Friday, January 8, 2010

Frugal Food Friday: Never-Fried Refried Beans

My husband served his mission to Mexico, so he LOVES Mexican food.  We got pretty hooked on tacos earlier in our marriage because they're quick, easy, and healthy...if you do them right.
One of the keys to having them be quick, easy, and healthy (not to mention cheap!) is to leave out the meat and replace it with beans...preferably beans and rice because then you get a more complete protein.  No meat means you don't have to buy the meat, make sure to cook it before it goes bad, or have the added fat that taco meat (for most people that's hamburger) adds.  Adding a lot of veggies, like tomatoes, lettuce, onions, bell peppers or whatever else you can think of also adds a lot of nutrition, and of course you'll want to go light on the cheese and sour cream or leave them out entirely.

When we first started eating these, we bought canned refried beans.  Then our ward (church congregation) came out with a ward cookbook, and one of our friends submitted her recipe for homemade refried beans.  When we saw it, we were excited!...until we saw that it called for something like a pound of bacon and about as much cheese.  {One of our biggest tips for eating healthy is to bypass unhealthy looking recipes before we try them.  That way we're don't get hooked.} 

We decided to adapt the recipe though and this is how it came out.  We try to always have beans on hand in the fridge for a quick meal when we don't have time to cook much else.  Since our two-year-old has a hard time with the whole holding/eating stuff in a tortillia, we mix the filling up in a bowl and he loves it!  Sorry that the pictures die off about halfway through and the amounts aren't exact.  I forgot to take pictures when Hubby was doing the second half of the prep.  This is a pretty forgiving recipe.  You really can't mess it up!  The pictures show us using black beans, but pinto beans work great too!

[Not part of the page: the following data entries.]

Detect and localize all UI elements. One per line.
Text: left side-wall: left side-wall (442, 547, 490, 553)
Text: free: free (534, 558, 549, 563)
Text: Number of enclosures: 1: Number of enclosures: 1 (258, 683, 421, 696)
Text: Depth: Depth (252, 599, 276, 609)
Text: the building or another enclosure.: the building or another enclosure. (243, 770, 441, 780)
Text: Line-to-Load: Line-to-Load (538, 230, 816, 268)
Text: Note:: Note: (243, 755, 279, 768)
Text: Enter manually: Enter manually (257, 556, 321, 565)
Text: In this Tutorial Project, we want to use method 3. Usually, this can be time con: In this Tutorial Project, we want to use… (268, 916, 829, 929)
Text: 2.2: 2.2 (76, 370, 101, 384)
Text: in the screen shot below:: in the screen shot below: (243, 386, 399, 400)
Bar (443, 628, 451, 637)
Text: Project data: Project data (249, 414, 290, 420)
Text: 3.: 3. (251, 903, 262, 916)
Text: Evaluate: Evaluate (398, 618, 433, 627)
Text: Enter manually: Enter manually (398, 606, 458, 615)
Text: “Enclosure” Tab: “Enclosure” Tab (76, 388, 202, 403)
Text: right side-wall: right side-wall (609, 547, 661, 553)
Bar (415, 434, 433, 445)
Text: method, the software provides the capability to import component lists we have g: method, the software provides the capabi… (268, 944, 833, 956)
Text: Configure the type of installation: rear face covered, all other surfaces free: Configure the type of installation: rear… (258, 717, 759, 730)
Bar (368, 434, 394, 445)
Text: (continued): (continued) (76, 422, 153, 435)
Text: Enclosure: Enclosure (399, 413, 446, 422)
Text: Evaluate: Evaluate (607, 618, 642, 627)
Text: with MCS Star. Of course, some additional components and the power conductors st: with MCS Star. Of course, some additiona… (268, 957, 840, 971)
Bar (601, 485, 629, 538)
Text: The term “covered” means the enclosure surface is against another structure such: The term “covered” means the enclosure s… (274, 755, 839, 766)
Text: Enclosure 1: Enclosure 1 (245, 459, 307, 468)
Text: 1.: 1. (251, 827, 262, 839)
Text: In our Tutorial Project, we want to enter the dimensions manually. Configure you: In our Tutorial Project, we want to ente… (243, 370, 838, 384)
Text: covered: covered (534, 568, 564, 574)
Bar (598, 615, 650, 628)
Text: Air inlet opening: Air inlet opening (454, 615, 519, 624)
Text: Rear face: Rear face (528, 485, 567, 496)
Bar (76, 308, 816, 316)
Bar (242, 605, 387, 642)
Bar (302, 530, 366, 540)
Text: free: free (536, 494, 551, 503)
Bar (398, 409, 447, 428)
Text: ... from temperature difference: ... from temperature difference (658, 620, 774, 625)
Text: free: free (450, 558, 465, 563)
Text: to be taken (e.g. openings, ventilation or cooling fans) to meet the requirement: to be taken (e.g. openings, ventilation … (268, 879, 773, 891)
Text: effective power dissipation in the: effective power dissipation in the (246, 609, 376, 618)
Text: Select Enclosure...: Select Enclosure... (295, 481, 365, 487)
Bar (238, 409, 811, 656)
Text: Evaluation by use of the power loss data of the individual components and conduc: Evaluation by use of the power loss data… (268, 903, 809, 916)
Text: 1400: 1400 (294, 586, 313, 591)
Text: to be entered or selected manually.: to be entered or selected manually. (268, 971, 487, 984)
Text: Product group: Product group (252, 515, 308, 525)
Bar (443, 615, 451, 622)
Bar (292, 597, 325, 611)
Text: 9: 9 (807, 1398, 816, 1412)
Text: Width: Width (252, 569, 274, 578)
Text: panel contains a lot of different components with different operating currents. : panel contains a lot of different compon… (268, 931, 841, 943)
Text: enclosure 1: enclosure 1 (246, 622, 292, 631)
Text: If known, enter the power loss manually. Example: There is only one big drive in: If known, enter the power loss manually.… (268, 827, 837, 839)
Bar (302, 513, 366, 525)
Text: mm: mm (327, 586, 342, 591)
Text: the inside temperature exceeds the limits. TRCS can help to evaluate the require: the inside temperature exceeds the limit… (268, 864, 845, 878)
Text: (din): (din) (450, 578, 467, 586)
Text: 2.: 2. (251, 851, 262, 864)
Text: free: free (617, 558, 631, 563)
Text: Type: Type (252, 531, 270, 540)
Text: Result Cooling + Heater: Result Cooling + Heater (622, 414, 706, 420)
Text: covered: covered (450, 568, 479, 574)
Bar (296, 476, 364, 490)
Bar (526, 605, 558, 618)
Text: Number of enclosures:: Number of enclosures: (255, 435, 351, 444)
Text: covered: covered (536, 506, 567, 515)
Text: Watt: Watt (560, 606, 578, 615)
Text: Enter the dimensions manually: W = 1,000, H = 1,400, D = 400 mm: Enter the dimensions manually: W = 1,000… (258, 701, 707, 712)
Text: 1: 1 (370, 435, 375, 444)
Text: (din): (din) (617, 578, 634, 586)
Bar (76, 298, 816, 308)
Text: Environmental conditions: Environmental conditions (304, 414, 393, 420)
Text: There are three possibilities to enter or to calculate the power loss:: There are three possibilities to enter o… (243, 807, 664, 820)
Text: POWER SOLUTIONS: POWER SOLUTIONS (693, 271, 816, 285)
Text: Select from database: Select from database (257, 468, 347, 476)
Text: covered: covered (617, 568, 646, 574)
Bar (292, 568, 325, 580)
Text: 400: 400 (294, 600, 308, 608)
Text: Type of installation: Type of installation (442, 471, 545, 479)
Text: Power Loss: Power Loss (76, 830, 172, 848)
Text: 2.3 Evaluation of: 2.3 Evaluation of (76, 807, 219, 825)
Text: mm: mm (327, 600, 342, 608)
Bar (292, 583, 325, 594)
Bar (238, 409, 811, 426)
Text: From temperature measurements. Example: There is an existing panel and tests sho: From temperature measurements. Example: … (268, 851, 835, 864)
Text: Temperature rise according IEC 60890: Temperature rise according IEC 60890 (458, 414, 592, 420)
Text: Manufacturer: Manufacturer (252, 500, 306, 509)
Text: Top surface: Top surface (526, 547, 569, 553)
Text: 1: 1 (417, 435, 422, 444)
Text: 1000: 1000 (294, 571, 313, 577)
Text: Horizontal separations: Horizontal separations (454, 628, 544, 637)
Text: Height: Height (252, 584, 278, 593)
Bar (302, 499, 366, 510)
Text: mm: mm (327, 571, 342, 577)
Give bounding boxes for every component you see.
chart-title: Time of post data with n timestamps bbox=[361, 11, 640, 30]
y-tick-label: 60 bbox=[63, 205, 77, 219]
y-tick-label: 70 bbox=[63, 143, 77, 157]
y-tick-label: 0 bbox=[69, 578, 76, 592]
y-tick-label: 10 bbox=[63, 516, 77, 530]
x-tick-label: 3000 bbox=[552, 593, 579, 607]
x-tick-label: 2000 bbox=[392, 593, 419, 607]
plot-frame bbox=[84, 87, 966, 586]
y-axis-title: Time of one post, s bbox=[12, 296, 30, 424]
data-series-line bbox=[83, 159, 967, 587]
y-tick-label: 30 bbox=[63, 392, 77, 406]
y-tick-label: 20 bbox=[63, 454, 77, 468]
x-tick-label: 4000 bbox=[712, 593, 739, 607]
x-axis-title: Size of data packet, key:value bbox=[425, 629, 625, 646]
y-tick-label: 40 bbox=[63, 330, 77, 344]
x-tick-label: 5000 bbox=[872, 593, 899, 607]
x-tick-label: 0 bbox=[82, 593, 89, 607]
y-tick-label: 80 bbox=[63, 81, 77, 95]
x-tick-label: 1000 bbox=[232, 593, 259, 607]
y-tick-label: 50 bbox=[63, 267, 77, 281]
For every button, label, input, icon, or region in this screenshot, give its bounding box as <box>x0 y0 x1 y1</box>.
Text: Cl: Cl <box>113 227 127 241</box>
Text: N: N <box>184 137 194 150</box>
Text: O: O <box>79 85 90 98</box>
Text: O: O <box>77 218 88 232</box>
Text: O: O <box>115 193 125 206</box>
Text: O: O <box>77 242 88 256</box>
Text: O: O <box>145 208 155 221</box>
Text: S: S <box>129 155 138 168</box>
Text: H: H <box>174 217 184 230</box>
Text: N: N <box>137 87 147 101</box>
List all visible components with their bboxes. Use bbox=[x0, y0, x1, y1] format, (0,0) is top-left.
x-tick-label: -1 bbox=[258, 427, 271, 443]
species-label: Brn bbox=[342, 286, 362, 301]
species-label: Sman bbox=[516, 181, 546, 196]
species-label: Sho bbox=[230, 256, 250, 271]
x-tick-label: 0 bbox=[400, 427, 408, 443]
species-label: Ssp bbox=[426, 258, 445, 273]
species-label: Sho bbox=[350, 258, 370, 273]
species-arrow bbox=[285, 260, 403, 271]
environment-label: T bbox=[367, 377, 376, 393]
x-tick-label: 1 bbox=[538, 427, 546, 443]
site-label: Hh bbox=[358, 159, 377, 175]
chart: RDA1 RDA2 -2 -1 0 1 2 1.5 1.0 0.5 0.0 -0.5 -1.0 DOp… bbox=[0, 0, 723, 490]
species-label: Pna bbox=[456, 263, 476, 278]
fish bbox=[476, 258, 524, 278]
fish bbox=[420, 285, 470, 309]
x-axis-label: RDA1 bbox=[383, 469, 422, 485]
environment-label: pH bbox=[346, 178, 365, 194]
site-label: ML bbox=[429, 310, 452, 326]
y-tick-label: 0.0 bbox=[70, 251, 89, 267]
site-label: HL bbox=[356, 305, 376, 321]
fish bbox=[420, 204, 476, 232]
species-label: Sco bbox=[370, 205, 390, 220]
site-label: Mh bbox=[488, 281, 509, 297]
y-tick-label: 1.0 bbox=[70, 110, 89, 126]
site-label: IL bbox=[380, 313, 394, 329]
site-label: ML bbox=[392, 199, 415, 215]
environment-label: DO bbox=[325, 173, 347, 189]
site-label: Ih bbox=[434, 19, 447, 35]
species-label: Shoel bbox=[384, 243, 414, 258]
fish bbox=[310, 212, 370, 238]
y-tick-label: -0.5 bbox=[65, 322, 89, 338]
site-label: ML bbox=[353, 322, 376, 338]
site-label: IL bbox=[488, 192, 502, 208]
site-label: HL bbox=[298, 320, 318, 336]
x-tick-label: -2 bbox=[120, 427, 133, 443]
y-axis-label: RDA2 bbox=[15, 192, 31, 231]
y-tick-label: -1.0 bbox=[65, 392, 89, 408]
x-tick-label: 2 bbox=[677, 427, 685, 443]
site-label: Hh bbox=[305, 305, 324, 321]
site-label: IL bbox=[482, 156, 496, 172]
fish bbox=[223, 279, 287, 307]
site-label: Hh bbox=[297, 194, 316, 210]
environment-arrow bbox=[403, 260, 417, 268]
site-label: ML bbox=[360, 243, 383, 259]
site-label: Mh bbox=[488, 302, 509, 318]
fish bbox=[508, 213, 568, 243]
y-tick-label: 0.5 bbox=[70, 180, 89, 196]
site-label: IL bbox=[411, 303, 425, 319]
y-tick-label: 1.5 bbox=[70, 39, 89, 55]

Put a pound of beans in a crockpot.  {Do you like my new, sleek, black crockpot?  The one we got for our wedding gave up the ghost last week...that's what happens when you've been married for almost 10 years...some of your gifts start to die off.}
Rinse the beans. 
Fill up the crockpot with quite a bit of water

Generously sprinkle with garlic powder

Generously sprinkle with dried onion


Turn the crockpot on high for about 8 hours or low for about 24 hours until the beans are very soft.  Add water as needed during cooking to keep the beans covered.

Scoop the beans out and put them in a bowl.  (We like to use our spaghetti scooper.)  Mash them up with the masher of your choice.  (We have at various times used an electric mixer or potato masher, but my husband prefers the pastry blender.) 

Add a little of the cooking liquid to bring to desired consistency. 

Add about a cup of salsa, some hot sauce (if you want them spicy) and several generous squirts of lemon or lime juice.  (The lemon juice gives it some flavor, but more importantly acts as a preservative.  The beans last at least twice as long in the fridge with the lemon juice.) 

Mix well and serve on tacos with lots of veggies. 

They're not much to look at, but they are delicious!  Refridgerate leftovers. They will keep in the fridge for a week or more.

Did you enjoy the fajitas from last week? You want to try a NO CALORIE version? Join me on my craft blog for a Felt Food Cook-Along starting Monday for all kinds of NO-CALORIE-looks-good-enough-to-eat-yummies...including fajitas!  (This is the perfect way to get your kids excited about new healthy foods.)

7 comments:

Dorothy said...

Good timing, Polly! (Or maybe I have good timing?) I set a pot of dried beans out to soak before going to bed last night and was wondering this morning what I wanted to make with them today. Your meal idea is perfect, especially since we are currently eating vegetarian-style. Thanks!

Kathy Haynie said...

I hadn't realized how easy it would be to cook a pot of dried beans. I thought it involved hours of simmering on the stove, with things boiling over and making a mess. Thanks Polly!

Katie Lewis said...

These look really good... and remind me of staying at your house. :)

Lindsay said...

Second to the "good timing." We have TONS of beans...it's a food storage thing, but I don't have any idea what to do with them, except for chili once in awhile. Thanks for the recipe!!!!

emmalou said...

I have had dried beans in my cupboard for too long without even attempting to cook them. Thanks for the recipe!

Dorothy said...

Dinner report: I cooked a bag of 15 bean soup in the crockpot, then used a portion of them to make soft tacos tonight. After mashing the beans I stirred in a very chunky salsa, some extra fresh lime juice, garlic, and taco seasoning. We layered this onto a tortilla then added some quick stir fried red and green peppers, and topped it with avacado slices. YUM! Thanks for the inspiration!

Lauren @The Little Things We Do.... said...

this is great! i've never even attempted to cook dried beans. you make it seem like less of an undertaking :).